Hukum California menyatakan bahwa pengendara di bawah 16 tahun hanya diizinkan secara legal menggunakan e-bike Kelas 1 dan Kelas 2, sementara mereka yang berusia 16 tahun ke atas juga boleh menggunakan Kelas 3. Namun, kantor Bonta menegaskan bahwa kendaraan apa pun yang melebihi batas kecepatan maksimum Kelas 3, atau tidak memiliki pedal, memerlukan lisensi motor, asuransi, dan registrasi sesuai dengan peraturan Departemen Kendaraan Bermotor California.

MEMBACA  Penjualan Besar Amazon Musim Semi 2025: Penawaran Laptop Terbaik

Langkah Amazon ini menyusul sejumlah kecelakaan fatal yang melibatkan remaja pengendara sepeda motor listrik—baik yang menimpa pengendara maupun pejalan kaki—serta ketegangan berkepanjangan antara advokat sepeda, pemimpin kota, dan bahkan para pendaki gunung, menurut laporan ABC7 di Los Angeles.

Meskipun beberapa e-bike populer di Amazon memiliki kecepatan puncak di kisaran 25 mph, banyak model lainnya jauh melampaui batas 28 mph, dengan beberapa bahkan mencapai 40 mph. Namun, pada Senin sore kemarin, saya masih bisa memasukkan YVY e-bike ini—yang dinilai mampu melaju antara 30 hingga 38 mph—ke dalam keranjang belanja dan tiba pada 22 Mei.

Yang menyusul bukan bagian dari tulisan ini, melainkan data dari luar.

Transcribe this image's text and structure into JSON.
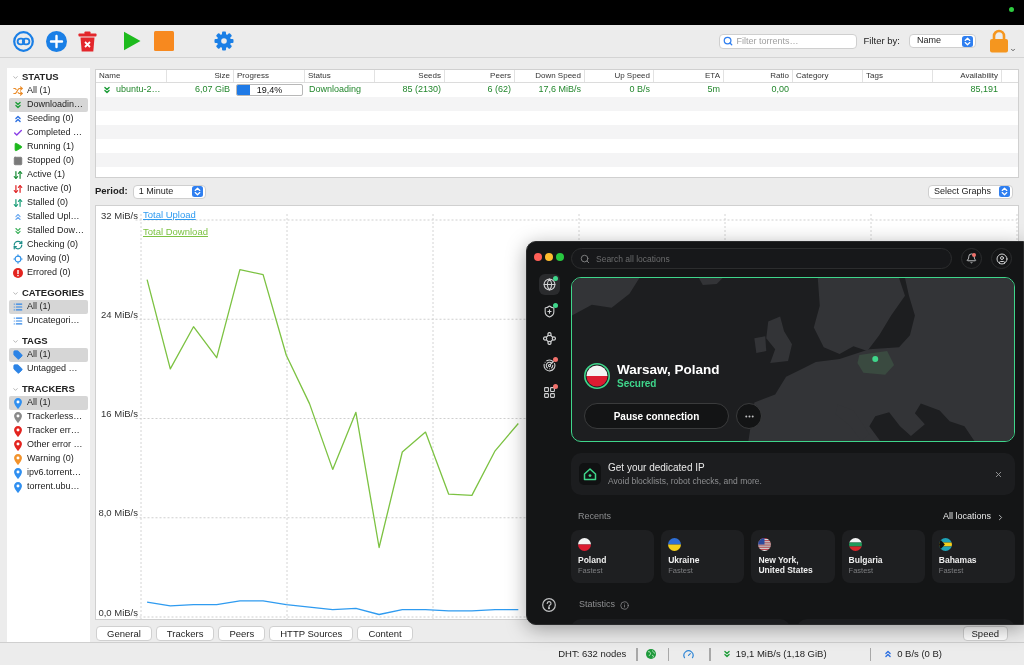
{
  "toolbar": {
    "search": {
      "placeholder": "Filter torrents…"
    },
    "filter_label": "Filter by:",
    "filter_value": "Name"
  },
  "sidebar": {
    "sections": [
      {
        "title": "STATUS",
        "expanded": true,
        "items": [
          {
            "label": "All (1)",
            "selected": false
          },
          {
            "label": "Downloadin…",
            "selected": true
          },
          {
            "label": "Seeding (0)",
            "selected": false
          },
          {
            "label": "Completed …",
            "selected": false
          },
          {
            "label": "Running (1)",
            "selected": false
          },
          {
            "label": "Stopped (0)",
            "selected": false
          },
          {
            "label": "Active (1)",
            "selected": false
          },
          {
            "label": "Inactive (0)",
            "selected": false
          },
          {
            "label": "Stalled (0)",
            "selected": false
          },
          {
            "label": "Stalled Upl…",
            "selected": false
          },
          {
            "label": "Stalled Dow…",
            "selected": false
          },
          {
            "label": "Checking (0)",
            "selected": false
          },
          {
            "label": "Moving (0)",
            "selected": false
          },
          {
            "label": "Errored (0)",
            "selected": false
          }
        ]
      },
      {
        "title": "CATEGORIES",
        "expanded": true,
        "items": [
          {
            "label": "All (1)",
            "selected": true
          },
          {
            "label": "Uncategori…",
            "selected": false
          }
        ]
      },
      {
        "title": "TAGS",
        "expanded": true,
        "items": [
          {
            "label": "All (1)",
            "selected": true
          },
          {
            "label": "Untagged …",
            "selected": false
          }
        ]
      },
      {
        "title": "TRACKERS",
        "expanded": true,
        "items": [
          {
            "label": "All (1)",
            "selected": true,
            "color": "#2f8ff0"
          },
          {
            "label": "Trackerless…",
            "selected": false,
            "color": "#8a8a8a"
          },
          {
            "label": "Tracker err…",
            "selected": false,
            "color": "#e3241f"
          },
          {
            "label": "Other error …",
            "selected": false,
            "color": "#e3241f"
          },
          {
            "label": "Warning (0)",
            "selected": false,
            "color": "#f2922b"
          },
          {
            "label": "ipv6.torrent…",
            "selected": false,
            "color": "#2f8ff0"
          },
          {
            "label": "torrent.ubu…",
            "selected": false,
            "color": "#2f8ff0"
          }
        ]
      }
    ]
  },
  "torrents": {
    "columns": [
      "Name",
      "Size",
      "Progress",
      "Status",
      "Seeds",
      "Peers",
      "Down Speed",
      "Up Speed",
      "ETA",
      "Ratio",
      "Category",
      "Tags",
      "Availability"
    ],
    "rows": [
      {
        "name": "ubuntu-2…",
        "size": "6,07 GiB",
        "progress": {
          "level": 0.194,
          "text": "19,4%"
        },
        "status": "Downloading",
        "seeds": "85 (2130)",
        "peers": "6 (62)",
        "down_speed": "17,6 MiB/s",
        "up_speed": "0 B/s",
        "eta": "5m",
        "ratio": "0,00",
        "availability": "85,191"
      }
    ]
  },
  "graph": {
    "period_label": "Period:",
    "period": "1 Minute",
    "select_graphs": "Select Graphs",
    "chart_data": {
      "type": "line",
      "categories": [
        null,
        null,
        null,
        null,
        null,
        null,
        null,
        null,
        null,
        null,
        null,
        null,
        null,
        null,
        null,
        null,
        null,
        null,
        null,
        null,
        null,
        null,
        null,
        null,
        null,
        null,
        null,
        null,
        null,
        null,
        null,
        null,
        null,
        null,
        null,
        null,
        null,
        null
      ],
      "ylim": [
        0,
        32
      ],
      "yticks": [
        {
          "value": 0,
          "label": "0,0 MiB/s"
        },
        {
          "value": 8,
          "label": "8,0 MiB/s"
        },
        {
          "value": 16,
          "label": "16 MiB/s"
        },
        {
          "value": 24,
          "label": "24 MiB/s"
        },
        {
          "value": 32,
          "label": "32 MiB/s"
        }
      ],
      "grid": true,
      "series": [
        {
          "name": "Total Upload",
          "color": "#2f9bf0",
          "values": [
            1.2,
            0.9,
            1.0,
            1.0,
            1.3,
            1.3,
            1.0,
            0.8,
            0.6,
            0.7,
            0.2,
            0.6,
            0.6,
            0.5,
            0.5,
            0.6,
            0.6,
            null,
            null,
            null,
            null,
            null,
            null,
            null,
            null,
            null,
            null,
            null,
            null,
            null,
            null,
            null,
            null,
            null,
            null,
            null,
            null,
            null
          ]
        },
        {
          "name": "Total Download",
          "color": "#7cc242",
          "values": [
            27.2,
            20.0,
            23.4,
            20.9,
            28.0,
            27.6,
            21.1,
            17.2,
            11.9,
            16.5,
            5.6,
            13.3,
            14.9,
            9.9,
            9.8,
            13.4,
            15.6,
            null,
            null,
            null,
            null,
            null,
            null,
            null,
            null,
            null,
            null,
            null,
            null,
            null,
            null,
            null,
            null,
            null,
            null,
            null,
            null,
            null
          ]
        }
      ]
    }
  },
  "detail_tabs": {
    "left": [
      "General",
      "Trackers",
      "Peers",
      "HTTP Sources",
      "Content"
    ],
    "right": [
      "Speed"
    ]
  },
  "status_bar": {
    "dht": "DHT: 632 nodes",
    "download": "19,1 MiB/s (1,18 GiB)",
    "upload": "0 B/s (0 B)"
  },
  "vpn_window": {
    "search": {
      "placeholder": "Search all locations"
    },
    "notifications": {
      "unread": true
    },
    "rail": [
      {
        "selected": true,
        "color": "#3fd68b"
      },
      {
        "selected": false,
        "color": "#3fd68b"
      },
      {
        "selected": false
      },
      {
        "selected": false,
        "color": "#f0716b"
      },
      {
        "selected": false,
        "color": "#f0716b"
      }
    ],
    "connection": {
      "location": "Warsaw, Poland",
      "status": "Secured",
      "pause_button": "Pause connection"
    },
    "promo": {
      "title": "Get your dedicated IP",
      "text": "Avoid blocklists, robot checks, and more."
    },
    "recents": {
      "title": "Recents",
      "link": "All locations",
      "items": [
        {
          "name": "Poland",
          "detail": "Fastest"
        },
        {
          "name": "Ukraine",
          "detail": "Fastest"
        },
        {
          "name": "New York, United States"
        },
        {
          "name": "Bulgaria",
          "detail": "Fastest"
        },
        {
          "name": "Bahamas",
          "detail": "Fastest"
        }
      ]
    },
    "statistics": {
      "title": "Statistics"
    }
  }
}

Penerapan regulasi e-bike di tingkat kota dan negara bagian selama beberapa tahun terakhir terbukti kontroversial. Undang-undang khusus New Jersey yang mulai berlaku pada Juli mendatang termasuk yang terketat, mewajibkan pengendara berusia minimal 15 tahun, memiliki lisensi mengemudi yang sah, asuransi, dan registrasi untuk sepeda bantuan listrik yang mampu melaju lebih dari 20 mph. Sejak Gubernur Phil Murphy menandatangani RUU tersebut pada Januari, aturan ini menuai kritik tajam, tidak hanya dari para advokat sepeda tetapi juga kelompok lingkungan yang menyebutnya akan menghambat target iklim negara bagian.

Di California, setidaknya, aturannya cukup jelas: jika ingin melaju lebih cepat dari 28 mph di atas dua roda, dapatkan lah lisensi motor.